WHEREAS, the Registration Statement on Form S-3 originally filed pursuant to the Agreement (the Original Registration) is no longer effective;
WHEREAS, Section 7(f) of the Agreement provides that the provisions of the Agreement may be amended and that departures, modifications and waivers may be given, by a writing signed by the Company and the holders of at least a majority of the Registrable Securities (as defined in the Agreement); and
WHEREAS, the Company and the undersigned Purchasers, constituting holders of at least a majority of the Registrable Securities have agreed to modifications, departures and waivers with respect to certain provisions of the Agreement as specifically set forth in this Modification.

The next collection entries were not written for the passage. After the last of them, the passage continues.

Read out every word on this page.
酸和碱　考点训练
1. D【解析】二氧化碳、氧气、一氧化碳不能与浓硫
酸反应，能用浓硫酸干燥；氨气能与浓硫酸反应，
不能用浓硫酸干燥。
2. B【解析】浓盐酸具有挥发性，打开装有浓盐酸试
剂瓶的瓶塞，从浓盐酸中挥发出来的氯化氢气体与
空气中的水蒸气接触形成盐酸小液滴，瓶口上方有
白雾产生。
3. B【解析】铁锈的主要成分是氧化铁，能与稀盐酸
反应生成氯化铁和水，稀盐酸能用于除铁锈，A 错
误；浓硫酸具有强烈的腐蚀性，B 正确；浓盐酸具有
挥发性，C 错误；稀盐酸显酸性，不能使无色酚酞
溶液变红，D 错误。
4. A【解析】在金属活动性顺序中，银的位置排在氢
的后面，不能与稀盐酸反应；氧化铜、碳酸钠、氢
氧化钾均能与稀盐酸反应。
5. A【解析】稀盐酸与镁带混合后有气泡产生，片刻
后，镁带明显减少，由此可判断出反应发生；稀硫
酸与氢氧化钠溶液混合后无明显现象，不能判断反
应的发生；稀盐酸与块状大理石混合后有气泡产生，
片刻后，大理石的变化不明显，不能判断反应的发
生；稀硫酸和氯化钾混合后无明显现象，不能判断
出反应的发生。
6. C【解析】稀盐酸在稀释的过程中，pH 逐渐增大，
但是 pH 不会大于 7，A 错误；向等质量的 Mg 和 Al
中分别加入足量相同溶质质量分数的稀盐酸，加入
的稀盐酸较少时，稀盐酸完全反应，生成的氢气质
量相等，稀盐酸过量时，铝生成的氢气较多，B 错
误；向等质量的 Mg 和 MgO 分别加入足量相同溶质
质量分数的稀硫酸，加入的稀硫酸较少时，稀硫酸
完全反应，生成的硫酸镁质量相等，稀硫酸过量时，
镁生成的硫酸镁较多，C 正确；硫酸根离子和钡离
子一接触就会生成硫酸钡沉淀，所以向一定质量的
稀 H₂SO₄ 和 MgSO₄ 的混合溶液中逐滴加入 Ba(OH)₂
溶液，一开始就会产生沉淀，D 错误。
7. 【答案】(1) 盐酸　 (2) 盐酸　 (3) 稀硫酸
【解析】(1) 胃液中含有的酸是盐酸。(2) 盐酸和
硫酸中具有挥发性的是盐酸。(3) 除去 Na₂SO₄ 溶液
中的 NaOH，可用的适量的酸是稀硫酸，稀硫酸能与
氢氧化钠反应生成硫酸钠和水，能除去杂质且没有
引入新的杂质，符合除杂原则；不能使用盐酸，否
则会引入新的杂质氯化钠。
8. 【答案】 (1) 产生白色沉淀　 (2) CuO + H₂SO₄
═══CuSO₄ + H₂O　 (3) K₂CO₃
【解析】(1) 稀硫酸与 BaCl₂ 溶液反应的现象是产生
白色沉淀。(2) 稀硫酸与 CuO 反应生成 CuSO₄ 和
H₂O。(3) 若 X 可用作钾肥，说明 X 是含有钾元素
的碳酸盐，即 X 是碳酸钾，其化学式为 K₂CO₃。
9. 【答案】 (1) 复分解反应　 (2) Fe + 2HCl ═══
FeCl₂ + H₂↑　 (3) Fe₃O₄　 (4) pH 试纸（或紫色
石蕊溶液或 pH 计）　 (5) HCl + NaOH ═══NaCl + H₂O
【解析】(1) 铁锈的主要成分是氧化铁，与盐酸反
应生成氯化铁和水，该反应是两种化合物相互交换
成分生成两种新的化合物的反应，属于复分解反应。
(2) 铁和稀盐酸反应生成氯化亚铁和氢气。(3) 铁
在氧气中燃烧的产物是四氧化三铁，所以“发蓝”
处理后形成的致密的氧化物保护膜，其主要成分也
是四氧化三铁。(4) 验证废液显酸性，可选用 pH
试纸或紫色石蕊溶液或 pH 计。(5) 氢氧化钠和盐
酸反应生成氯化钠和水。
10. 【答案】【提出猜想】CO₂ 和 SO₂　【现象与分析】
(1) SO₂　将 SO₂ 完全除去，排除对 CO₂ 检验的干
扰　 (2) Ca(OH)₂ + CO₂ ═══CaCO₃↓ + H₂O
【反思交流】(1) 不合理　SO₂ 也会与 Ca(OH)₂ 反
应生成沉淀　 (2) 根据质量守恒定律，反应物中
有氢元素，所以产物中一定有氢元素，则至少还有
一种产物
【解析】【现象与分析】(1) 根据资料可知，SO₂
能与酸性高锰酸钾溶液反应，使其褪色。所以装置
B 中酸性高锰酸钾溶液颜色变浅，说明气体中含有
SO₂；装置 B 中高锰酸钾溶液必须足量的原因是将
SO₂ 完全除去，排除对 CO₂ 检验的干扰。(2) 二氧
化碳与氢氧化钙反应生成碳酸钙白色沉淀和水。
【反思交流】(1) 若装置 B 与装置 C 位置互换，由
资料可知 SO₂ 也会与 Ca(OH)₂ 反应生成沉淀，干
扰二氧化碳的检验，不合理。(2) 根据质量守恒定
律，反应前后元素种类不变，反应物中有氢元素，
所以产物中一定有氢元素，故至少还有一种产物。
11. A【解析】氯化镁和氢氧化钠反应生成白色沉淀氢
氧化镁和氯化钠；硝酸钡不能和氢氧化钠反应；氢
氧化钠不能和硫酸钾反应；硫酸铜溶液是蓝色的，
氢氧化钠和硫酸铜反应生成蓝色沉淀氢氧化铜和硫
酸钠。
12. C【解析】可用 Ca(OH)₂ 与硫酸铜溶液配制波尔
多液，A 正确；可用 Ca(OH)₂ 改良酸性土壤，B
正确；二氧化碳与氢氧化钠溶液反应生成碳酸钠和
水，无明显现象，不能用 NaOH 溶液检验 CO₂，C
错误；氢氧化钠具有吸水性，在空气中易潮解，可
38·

NOW, THEREFORE, in consideration of the mutual agreements contained herein and for other good and valuable consideration, the receipt and sufficiency of which are hereby acknowledged, the parties hereto agree as follows:
1. Waiver. Except as set forth in Section 2 below, the Purchasers hereby waive the past, present and future requirements under the Agreement , that the Company (a) keep the Original Registration continuously effective under the Securities Act during the Effectiveness Period and (b) until after the New Filing Date (as defined below), file such amendments, supplements or additional Registration Statements as may be necessary to keep the Registration Statement effective as to all Registrable Securities during the Effectiveness Period, in each case including, without limitation, pursuant to Sections 2 and 3(b) of the Agreement.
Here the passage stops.